I know the worlds. I know what makes I High Fantasy high. I know it, the good, the bad, and the ugly. I'm a fan of the good. I'm afraid I write the ugly. The cliche, seen this a thousand times before, fictions riddles with borrowings from other authors and hollow of significance.

Sometimes when I attempt fantasy (and not in short doses but in novel-riffic ideas) I get lost in the story, the difficult details, the magic, government, military, journey. . .Which sucks because my favorite part of any book is the characters. I love humanity--the awkwardness, the struggle, the emotion--and I love characters in my favorite books as if they were real people. I cry for them, I squee for them, and, sometimes, I long for their company. However, characters never quite come to full light in my fantasy. They blend in with the stereotypical fantasy characters. I can classify them on sight and sort them into groups. I hate that.
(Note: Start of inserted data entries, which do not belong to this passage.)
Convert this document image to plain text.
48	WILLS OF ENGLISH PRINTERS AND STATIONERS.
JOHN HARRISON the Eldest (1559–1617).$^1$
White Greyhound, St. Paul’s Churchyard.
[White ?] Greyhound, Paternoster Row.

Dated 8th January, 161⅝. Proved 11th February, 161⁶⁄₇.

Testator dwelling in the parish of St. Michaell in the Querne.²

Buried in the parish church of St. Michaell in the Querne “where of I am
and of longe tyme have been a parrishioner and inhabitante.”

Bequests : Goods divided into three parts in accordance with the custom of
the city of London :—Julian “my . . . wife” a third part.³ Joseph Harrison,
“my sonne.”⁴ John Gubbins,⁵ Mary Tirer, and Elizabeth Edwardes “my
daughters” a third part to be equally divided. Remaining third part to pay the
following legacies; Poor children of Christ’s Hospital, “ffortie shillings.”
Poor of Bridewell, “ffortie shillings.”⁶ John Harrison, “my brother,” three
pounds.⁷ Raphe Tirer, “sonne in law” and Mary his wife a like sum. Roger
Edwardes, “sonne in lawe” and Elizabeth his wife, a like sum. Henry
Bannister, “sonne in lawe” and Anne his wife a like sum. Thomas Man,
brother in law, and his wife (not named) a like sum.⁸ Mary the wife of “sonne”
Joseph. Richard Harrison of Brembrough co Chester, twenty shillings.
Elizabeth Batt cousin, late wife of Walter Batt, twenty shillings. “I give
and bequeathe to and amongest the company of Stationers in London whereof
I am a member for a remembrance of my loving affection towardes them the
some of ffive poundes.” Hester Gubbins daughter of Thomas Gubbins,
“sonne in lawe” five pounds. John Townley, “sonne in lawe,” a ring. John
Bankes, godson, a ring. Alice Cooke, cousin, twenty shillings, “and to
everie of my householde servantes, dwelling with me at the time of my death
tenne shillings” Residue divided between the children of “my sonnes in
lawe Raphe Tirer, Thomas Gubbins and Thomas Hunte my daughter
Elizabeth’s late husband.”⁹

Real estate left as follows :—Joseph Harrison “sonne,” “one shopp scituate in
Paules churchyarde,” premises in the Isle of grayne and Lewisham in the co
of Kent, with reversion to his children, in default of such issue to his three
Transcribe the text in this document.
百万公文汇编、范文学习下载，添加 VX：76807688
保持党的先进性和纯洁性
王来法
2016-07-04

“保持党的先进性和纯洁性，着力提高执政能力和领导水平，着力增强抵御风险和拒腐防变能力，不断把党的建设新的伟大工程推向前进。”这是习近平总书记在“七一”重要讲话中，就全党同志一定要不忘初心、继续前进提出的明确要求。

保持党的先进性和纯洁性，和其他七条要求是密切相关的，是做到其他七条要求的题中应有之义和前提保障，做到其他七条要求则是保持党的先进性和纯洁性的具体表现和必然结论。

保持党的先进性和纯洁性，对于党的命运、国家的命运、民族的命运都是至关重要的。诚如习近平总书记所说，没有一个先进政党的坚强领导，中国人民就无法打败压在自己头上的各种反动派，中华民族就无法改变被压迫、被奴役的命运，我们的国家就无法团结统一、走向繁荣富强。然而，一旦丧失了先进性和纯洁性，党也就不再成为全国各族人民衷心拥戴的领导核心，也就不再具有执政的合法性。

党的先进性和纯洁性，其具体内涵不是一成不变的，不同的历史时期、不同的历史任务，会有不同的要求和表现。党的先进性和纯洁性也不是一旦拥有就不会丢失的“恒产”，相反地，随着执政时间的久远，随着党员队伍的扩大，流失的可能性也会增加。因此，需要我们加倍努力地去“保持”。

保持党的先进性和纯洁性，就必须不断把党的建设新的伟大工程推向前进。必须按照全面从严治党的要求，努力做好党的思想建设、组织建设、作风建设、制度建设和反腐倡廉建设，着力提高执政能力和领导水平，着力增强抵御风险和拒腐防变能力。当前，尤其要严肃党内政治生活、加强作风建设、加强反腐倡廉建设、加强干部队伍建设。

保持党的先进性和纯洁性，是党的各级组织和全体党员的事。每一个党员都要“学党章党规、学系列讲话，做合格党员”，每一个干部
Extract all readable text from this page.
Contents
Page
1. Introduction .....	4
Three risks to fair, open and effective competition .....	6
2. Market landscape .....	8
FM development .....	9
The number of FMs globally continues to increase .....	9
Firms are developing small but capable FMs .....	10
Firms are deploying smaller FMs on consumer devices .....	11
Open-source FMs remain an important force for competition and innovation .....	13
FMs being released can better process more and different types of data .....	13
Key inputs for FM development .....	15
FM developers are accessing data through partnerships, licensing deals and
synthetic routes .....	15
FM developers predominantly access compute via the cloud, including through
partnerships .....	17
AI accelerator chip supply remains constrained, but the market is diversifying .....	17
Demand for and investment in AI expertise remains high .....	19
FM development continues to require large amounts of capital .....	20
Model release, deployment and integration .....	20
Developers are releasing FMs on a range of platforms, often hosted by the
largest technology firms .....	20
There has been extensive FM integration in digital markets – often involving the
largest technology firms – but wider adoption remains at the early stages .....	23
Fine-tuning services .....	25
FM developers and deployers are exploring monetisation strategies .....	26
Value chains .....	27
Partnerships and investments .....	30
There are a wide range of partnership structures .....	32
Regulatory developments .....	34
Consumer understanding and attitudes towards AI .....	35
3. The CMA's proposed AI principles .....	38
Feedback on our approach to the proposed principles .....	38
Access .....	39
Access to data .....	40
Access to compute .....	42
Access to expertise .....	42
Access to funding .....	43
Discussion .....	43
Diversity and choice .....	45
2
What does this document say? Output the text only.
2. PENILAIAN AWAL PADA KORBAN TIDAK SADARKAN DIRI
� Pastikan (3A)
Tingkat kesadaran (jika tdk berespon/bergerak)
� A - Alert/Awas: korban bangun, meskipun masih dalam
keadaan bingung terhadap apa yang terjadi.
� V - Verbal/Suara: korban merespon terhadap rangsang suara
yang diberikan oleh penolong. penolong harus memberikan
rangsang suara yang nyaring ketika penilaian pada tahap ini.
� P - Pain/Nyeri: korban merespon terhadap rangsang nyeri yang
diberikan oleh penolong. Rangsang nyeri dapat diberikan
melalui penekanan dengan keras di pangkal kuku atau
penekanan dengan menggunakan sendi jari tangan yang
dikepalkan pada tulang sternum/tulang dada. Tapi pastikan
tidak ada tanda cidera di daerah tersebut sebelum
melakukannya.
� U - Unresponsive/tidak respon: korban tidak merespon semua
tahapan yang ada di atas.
So. I have a plan. And if you know me, you know my love for plans. Here it goes: next time I go to pen a story idea, I'm going to pause. I'm going to do what I really love first. I'm going to set the cast and write through them, know their ends and outs before I ever drench their world in magic and dreams. And to know a person is to know their life, their world. Knowing them and the decisions they've made (or not made) will paint my fantasy dream for me.

Tuesday, August 5, 2008

Summer heat sucks more than energy...

It also seems to suck inspiration and general ability to think coherently from someone foolish enough to acknowledge that it is summer, and then innocently realizes they have free time to actually do something.
Ariyana and I were discussing this earlier on the phone. Why is it, when you have the time, the peace and quiet an empty home provides, the knowledge that you have absolutely NOTHING to do it is almost impossible to pen to paper (or finger to keyboard) and write something? Its almost as if as the temprerature rises outside the ability to be creative lowers.
And of course, when you're in full swing of college with a full 15 hour course load, 3 papers, 2 projects, and 54 hours of observations to complete within the next week and a half in seems as if nothing but ideas, characters, locations, situations, and conflicts fill your head, begging to be released.
What's the point of having a break when you are unable to do what you want?
Might as well cancel summer if that's the case.